45 Maar het volk zeide tot Saul: Zou Jonathan sterven, die deze grote verlossing in Israel gedaan heeft? Dat zij verre! zo waarachtig als de HEERE leeft, als er een haar van zijn hoofd op de aarde vallen zal; want hij heeft dit heden met God gedaan. Alzo verloste het volk Jonathan, dat hij niet stierf.
Men folket sagde til Saul: «Skulde Jonatan døy? Han som hev vunne denne store sigeren for Israel! Aldri i verdi! So sant Herren liver, ikkje eit hår på hovudet hans skal vert skadt! for med Guds hjelp hev han gjort dette i dag.» Og folket løyste Jonatan ut; han vart ikkje drepen.
46 Saul nu toog op van achter de Filistijnen, en de Filistijnen trokken aan hun plaats.
Saul drog heim, og forfylgde ikkje filistarane meir. Filistarane drog og heim til seg.
47 Toen nam Saul het koninkrijk over Israel in; en hij streed rondom tegen al zijn vijanden, tegen Moab, en tegen de kinderen Ammons, en tegen Edom, en tegen de koningen van Zoba, en tegen de Filistijnen; en overal, waar hij zich wendde, oefende hij straf.
Då Saul hadde eigna til seg kongedømet i Israel, førde han krig mot alle fiendarne sine rundt ikring: Moab, ammonitarne, Edom, kongarne i Soba og filistarane. Og kvar helst han vende seg, tukta han deim.

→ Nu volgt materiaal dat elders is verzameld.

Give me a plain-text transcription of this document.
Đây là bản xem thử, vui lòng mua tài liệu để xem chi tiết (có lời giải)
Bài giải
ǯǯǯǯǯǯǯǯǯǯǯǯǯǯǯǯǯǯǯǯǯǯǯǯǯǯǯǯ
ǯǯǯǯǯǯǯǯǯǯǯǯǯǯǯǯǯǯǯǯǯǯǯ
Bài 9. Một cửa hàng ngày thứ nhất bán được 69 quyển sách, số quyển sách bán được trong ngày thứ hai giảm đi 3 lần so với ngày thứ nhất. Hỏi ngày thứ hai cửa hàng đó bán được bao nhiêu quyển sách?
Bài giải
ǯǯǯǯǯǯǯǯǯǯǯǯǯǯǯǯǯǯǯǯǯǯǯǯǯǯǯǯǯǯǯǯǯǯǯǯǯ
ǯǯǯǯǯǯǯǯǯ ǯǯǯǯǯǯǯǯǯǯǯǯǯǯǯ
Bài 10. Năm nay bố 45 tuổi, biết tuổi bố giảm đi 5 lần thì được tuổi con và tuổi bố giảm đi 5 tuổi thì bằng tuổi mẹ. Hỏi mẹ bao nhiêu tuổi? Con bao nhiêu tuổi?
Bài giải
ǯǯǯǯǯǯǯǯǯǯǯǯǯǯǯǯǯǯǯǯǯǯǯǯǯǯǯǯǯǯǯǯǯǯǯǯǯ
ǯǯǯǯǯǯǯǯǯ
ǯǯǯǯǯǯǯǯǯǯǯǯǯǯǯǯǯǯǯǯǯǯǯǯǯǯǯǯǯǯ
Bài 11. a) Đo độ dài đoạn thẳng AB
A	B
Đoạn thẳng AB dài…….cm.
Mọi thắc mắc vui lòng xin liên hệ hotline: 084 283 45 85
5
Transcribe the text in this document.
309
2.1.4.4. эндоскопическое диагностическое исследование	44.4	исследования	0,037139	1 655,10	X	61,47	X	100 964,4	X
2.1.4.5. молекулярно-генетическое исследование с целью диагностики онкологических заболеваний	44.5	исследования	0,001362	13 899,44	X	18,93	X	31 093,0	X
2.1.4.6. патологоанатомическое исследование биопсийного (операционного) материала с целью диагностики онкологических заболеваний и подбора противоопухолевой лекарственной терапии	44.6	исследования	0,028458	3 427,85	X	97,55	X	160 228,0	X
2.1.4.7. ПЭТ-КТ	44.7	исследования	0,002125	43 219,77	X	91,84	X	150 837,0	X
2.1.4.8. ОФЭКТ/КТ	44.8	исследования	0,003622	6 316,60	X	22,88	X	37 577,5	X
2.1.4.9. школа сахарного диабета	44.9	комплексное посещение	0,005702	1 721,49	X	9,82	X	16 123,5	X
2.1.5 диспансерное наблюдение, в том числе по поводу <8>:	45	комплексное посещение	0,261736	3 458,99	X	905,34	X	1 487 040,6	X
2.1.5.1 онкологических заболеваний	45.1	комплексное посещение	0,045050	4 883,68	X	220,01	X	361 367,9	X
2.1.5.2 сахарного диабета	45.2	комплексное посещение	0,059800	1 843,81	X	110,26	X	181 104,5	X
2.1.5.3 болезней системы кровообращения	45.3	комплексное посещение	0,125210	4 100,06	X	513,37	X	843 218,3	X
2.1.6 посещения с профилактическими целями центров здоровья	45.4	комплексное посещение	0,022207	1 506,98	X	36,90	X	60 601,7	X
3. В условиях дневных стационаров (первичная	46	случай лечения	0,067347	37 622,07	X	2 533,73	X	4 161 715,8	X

48 En hij handelde dapper, en hij sloeg de Amalekieten, en hij redde Israel uit de hand desgenen, die hem beroofde.
Han vann seg stort velde. Han slo Amalek - og fria soleis Israel frå deim som herja det.
49 De zonen van Saul nu waren: Jonathan, en Isvi, en Malchi-sua; en de namen zijner twee dochteren waren deze: de naam der eerstgeborenen was Merab, en de naam der kleinste Michal.
Sønerne åt Saul var Jonatan, Jisvi og Malkisua. Av dei tvo døtterne hans heitte den eldste Merab og den yngste Mikal.
50 En de naam van Sauls huisvrouw was Ahinoam, een dochter van Ahimaaz; en de naam van zijn krijgsoverste was Abner, een zoon van Ner, Sauls oom.
Kona åt Saul heitte Ahinoam Ahima’asdotter. Hovdingen yver heren hans heitte Abner, son åt Ner, som var farbror åt Saul;
51 En Kis was Sauls vader, en Ner, Abners vader, was een zoon van Abiel.
for Kis, Sauls far, og Ner, Abners far, var søner åt Abiel.
52 En er was een sterke krijg tegen de Filistijnen al de dagen van Saul; daarom alle helden en alle kloeke mannen, die Saul zag, die vergaderde hij tot zich.
Krigen mot filistarane var allstødt hard so lenge Saul livde. Og so tidt Saul såg ei kjempa eller ein dugande kar, tok han honom i si tenesta.